Green's Northern Coaches
- Parent: Rod Green
- Commenced operation: August 1973
- Ceased operation: February 2015
- Headquarters: Thirroul
- Service area: Wollongong
- Service type: Bus operator
- Routes: 2
- Depots: 2
- Fleet: 18 (February 2015)
- Website: www.greensnortherncoaches.com.au

= Green's Northern Coaches =

Australian transport company

Green's Northern Coaches was an Australian bus company operating services in Wollongong.

==History==
In August 1973, Rod Green purchased route 2 Wollongong - Stanwell Park from Hill's Bus Service with six buses. On 1 January 1992, the Helensburgh Bus Service business was purchased from Colin Crossley with route 15 Helensburgh - Stanwell Park with five buses. In February 2015, the business was sold to the Premier Transport Group and rebranded Premier Charters.

==Services==
From 2008 until February 2015, Green's services were part of Sydney Outer Metropolitan Bus Region 9.

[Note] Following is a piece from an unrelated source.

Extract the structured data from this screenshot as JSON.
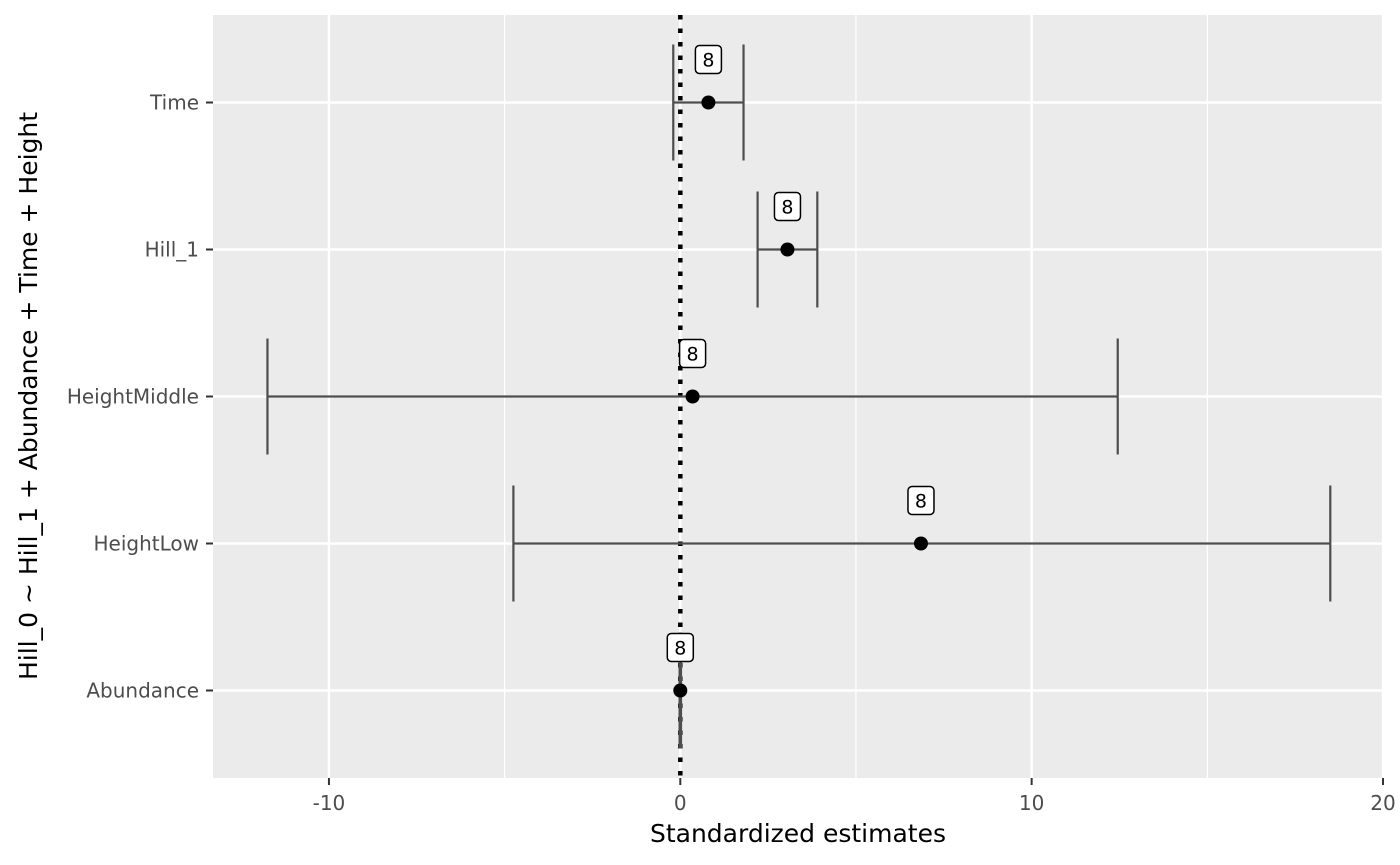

Green's operated 2 routes in the northern suburbs of Wollongong and the southern part of the Royal National Park:
- 2: Stanwell Park - Wollongong
- 15: Helensburgh station - Stanwell Park

==Fleet==
As at February 2015, the fleet consisted of 18 buses and coaches. The fleet livery was green and white. In 2011, the Transport for NSW white and blue livery was adopted for route buses.

==Depots==
Green's operated depots in Helensburgh and Thirroul.